David Kaiser in Aeon:
Every fraction of a second, invisible particles called neutrinos whiz past the vans and Winnebagos on Highway 169 headed toward McKinley Park in northeastern Minnesota, just shy of the Canadian border. Having begun their journey at Fermilab, an imposing physics laboratory outside Chicago, some of those speeding neutrinos smack into 5-ton slabs of steel within an underground mine in the town of Soudan, Minnesota (population: 446), sending sparks of charged particles arcing toward sensitive detectors.

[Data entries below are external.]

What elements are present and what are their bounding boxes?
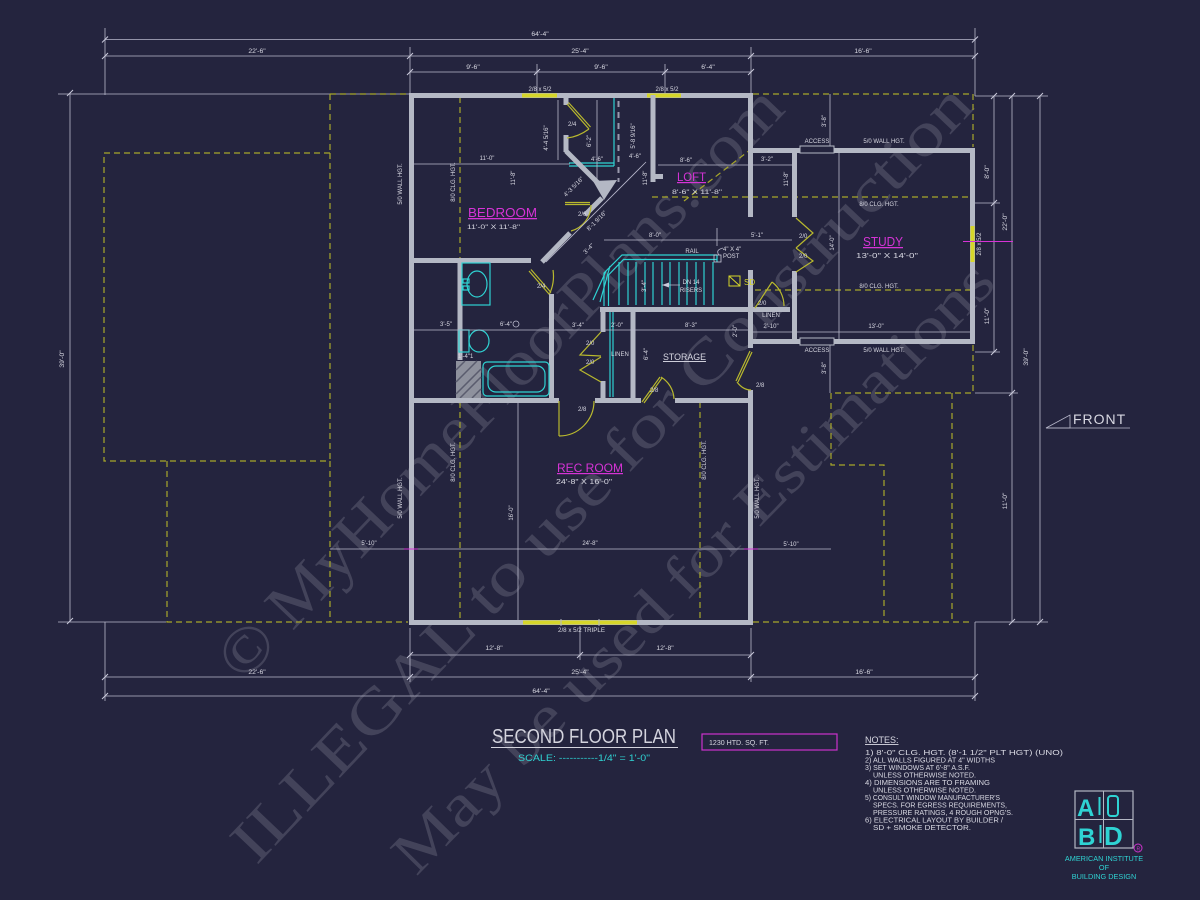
- svg-text:8/0 CLG. HGT.: 8/0 CLG. HGT.: [451, 442, 457, 482]
- svg-text:6'-4": 6'-4": [644, 348, 650, 360]
- svg-text:2/8 x 5/2 TRIPLE: 2/8 x 5/2 TRIPLE: [558, 628, 605, 634]
- svg-text:3'-8": 3'-8": [822, 362, 828, 374]
- svg-text:24'-8" X 16'-0": 24'-8" X 16'-0": [556, 477, 612, 486]
- svg-text:12'-8": 12'-8": [485, 645, 503, 652]
- svg-text:11'-8": 11'-8": [643, 171, 649, 186]
- svg-text:5/0 WALL HGT.: 5/0 WALL HGT.: [398, 477, 404, 519]
- svg-text:2/8 x 5/2: 2/8 x 5/2: [528, 87, 552, 93]
- svg-text:16'-0": 16'-0": [509, 505, 515, 520]
- svg-text:5/0 WALL HGT.: 5/0 WALL HGT.: [398, 163, 404, 205]
- svg-text:8/0 CLG. HGT.: 8/0 CLG. HGT.: [859, 202, 899, 208]
- svg-text:OF: OF: [1099, 863, 1110, 872]
- svg-text:6'-2": 6'-2": [587, 135, 593, 147]
- svg-text:SCALE: -----------1/4" = 1'-0": SCALE: -----------1/4" = 1'-0": [518, 753, 650, 764]
- svg-text:FRONT: FRONT: [1073, 411, 1126, 427]
- svg-text:RISERS: RISERS: [680, 288, 702, 294]
- svg-text:BUILDING DESIGN: BUILDING DESIGN: [1072, 872, 1136, 881]
- svg-text:3'-5": 3'-5": [440, 322, 452, 328]
- svg-text:39'-0": 39'-0": [59, 350, 66, 368]
- svg-text:2/8: 2/8: [578, 407, 587, 413]
- svg-text:22'-0": 22'-0": [1002, 213, 1009, 231]
- svg-text:LINEN: LINEN: [762, 313, 780, 319]
- svg-text:64'-4": 64'-4": [531, 31, 549, 38]
- svg-text:5'-1": 5'-1": [751, 233, 763, 239]
- svg-text:SECOND FLOOR PLAN: SECOND FLOOR PLAN: [492, 726, 676, 748]
- svg-text:2/8: 2/8: [756, 383, 765, 389]
- svg-text:D: D: [1104, 821, 1123, 851]
- svg-text:9'-6": 9'-6": [466, 64, 480, 71]
- svg-text:22'-6": 22'-6": [248, 669, 266, 676]
- svg-text:25'-4": 25'-4": [571, 669, 589, 676]
- svg-text:SD + SMOKE DETECTOR.: SD + SMOKE DETECTOR.: [873, 823, 971, 832]
- svg-text:14'-0": 14'-0": [830, 235, 836, 250]
- svg-text:12'-8": 12'-8": [656, 645, 674, 652]
- svg-text:2/8: 2/8: [650, 388, 659, 394]
- svg-text:2/0: 2/0: [799, 254, 808, 260]
- svg-text:4" X 4": 4" X 4": [723, 247, 741, 253]
- svg-text:11'-0": 11'-0": [480, 156, 495, 162]
- svg-text:16'-6": 16'-6": [854, 48, 872, 55]
- svg-text:4'-4 5/16": 4'-4 5/16": [544, 125, 550, 150]
- svg-text:25'-4": 25'-4": [571, 48, 589, 55]
- svg-text:5/0 WALL HGT.: 5/0 WALL HGT.: [863, 348, 905, 354]
- svg-text:6'-4": 6'-4": [500, 322, 512, 328]
- svg-text:2/4: 2/4: [537, 284, 546, 290]
- svg-text:2'-0": 2'-0": [611, 323, 623, 329]
- svg-text:5/0 WALL HGT.: 5/0 WALL HGT.: [755, 477, 761, 519]
- svg-text:REC ROOM: REC ROOM: [557, 461, 623, 475]
- svg-text:8'-6" X 11'-8": 8'-6" X 11'-8": [672, 189, 723, 196]
- svg-text:BEDROOM: BEDROOM: [468, 205, 537, 220]
- svg-text:2/0: 2/0: [799, 234, 808, 240]
- svg-text:8/0 CLG. HGT.: 8/0 CLG. HGT.: [451, 162, 457, 202]
- svg-text:2/8 x 5/2: 2/8 x 5/2: [977, 232, 983, 256]
- svg-text:2/0: 2/0: [586, 360, 595, 366]
- svg-text:STUDY: STUDY: [863, 235, 904, 249]
- svg-text:11'-8": 11'-8": [511, 171, 517, 186]
- svg-text:1'-4"1: 1'-4"1: [458, 354, 474, 360]
- svg-text:64'-4": 64'-4": [532, 688, 550, 695]
- svg-text:2/4: 2/4: [568, 122, 577, 128]
- svg-text:2'-0": 2'-0": [733, 325, 739, 337]
- svg-text:5'-10": 5'-10": [783, 542, 798, 548]
- svg-text:2/0: 2/0: [586, 341, 595, 347]
- svg-text:SD: SD: [744, 278, 755, 287]
- svg-text:2/8 x 5/2: 2/8 x 5/2: [655, 87, 679, 93]
- svg-text:6'-4": 6'-4": [701, 64, 715, 71]
- svg-text:8'-3": 8'-3": [685, 323, 697, 329]
- svg-text:11'-0": 11'-0": [1002, 492, 1009, 509]
- svg-text:A: A: [1077, 795, 1094, 822]
- svg-text:2/6: 2/6: [578, 212, 587, 218]
- svg-text:2/0: 2/0: [758, 301, 767, 307]
- svg-text:POST: POST: [723, 254, 740, 260]
- svg-text:13'-0": 13'-0": [868, 324, 883, 330]
- svg-text:22'-6": 22'-6": [248, 48, 266, 55]
- svg-text:3'-4": 3'-4": [642, 280, 648, 292]
- svg-text:4'-6": 4'-6": [629, 154, 641, 160]
- svg-text:5'-10": 5'-10": [361, 541, 376, 547]
- svg-text:39'-0": 39'-0": [1023, 348, 1030, 366]
- svg-text:RAIL: RAIL: [685, 249, 699, 255]
- svg-text:5'-8 9/16": 5'-8 9/16": [631, 123, 637, 148]
- svg-text:24'-8": 24'-8": [582, 541, 597, 547]
- svg-text:R: R: [1137, 847, 1141, 853]
- svg-text:3'-4": 3'-4": [572, 323, 584, 329]
- svg-text:5/0 WALL HGT.: 5/0 WALL HGT.: [863, 139, 905, 145]
- svg-text:STORAGE: STORAGE: [663, 352, 706, 363]
- svg-text:8/0 CLG. HGT.: 8/0 CLG. HGT.: [702, 440, 708, 480]
- svg-text:11'-8": 11'-8": [784, 172, 790, 187]
- svg-text:NOTES:: NOTES:: [865, 735, 899, 745]
- svg-text:8'-0": 8'-0": [649, 233, 661, 239]
- svg-text:DN 14: DN 14: [682, 280, 700, 286]
- svg-text:ACCESS: ACCESS: [805, 139, 830, 145]
- svg-text:3'-2": 3'-2": [761, 157, 773, 163]
- svg-text:3'-8": 3'-8": [822, 115, 828, 127]
- svg-text:8'-6": 8'-6": [680, 158, 692, 164]
- svg-text:8/0 CLG. HGT.: 8/0 CLG. HGT.: [859, 284, 899, 290]
- svg-text:ACCESS: ACCESS: [805, 348, 830, 354]
- svg-text:LINEN: LINEN: [611, 352, 629, 358]
- svg-text:8'-0": 8'-0": [984, 165, 991, 179]
- svg-text:LOFT: LOFT: [677, 170, 707, 184]
- svg-text:11'-0" X 11'-8": 11'-0" X 11'-8": [467, 224, 521, 231]
- svg-text:1230 HTD. SQ. FT.: 1230 HTD. SQ. FT.: [709, 738, 769, 747]
- svg-text:13'-0" X 14'-0": 13'-0" X 14'-0": [856, 251, 918, 260]
- svg-text:9'-6": 9'-6": [594, 64, 608, 71]
- svg-text:B: B: [1078, 824, 1095, 851]
- svg-text:2'-10": 2'-10": [763, 324, 778, 330]
- svg-text:11'-0": 11'-0": [984, 307, 991, 324]
- svg-text:16'-6": 16'-6": [855, 669, 873, 676]
- svg-text:AMERICAN INSTITUTE: AMERICAN INSTITUTE: [1065, 854, 1143, 863]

Quite unlike the camper vans and RVs, the neutrinos complete their journey – 735 kilometres across the Upper Midwest – in less than a 3,000th of a second.
Neutrinos are fundamental to the construction of the Universe. They are tremendously abundant, outnumbering atoms by about a billion to one. They modulate the reactions that cause massive stars to explode as supernovas. Their properties provide clues about the laws governing particle physics. And yet neutrinos are among the most enigmatic particles, largely due to their reticent nature: they have no electric charge and practically no mass, so they interact only extremely weakly with ordinary matter. Some 65 billion of them stream through every square centimetre of your body – an area the size of a thumbnail – every second, without your ever noticing them.
Through elaborate sleuthing, physicists have identified three distinct types of neutrinos, which differ in their subtle interactions with other particles. Stranger still, the neutrinos can ‘oscillate’ between types, shedding one identity and adopting another as they travel through space. That discovery led to a significant expansion of the standard theory of how particles behave.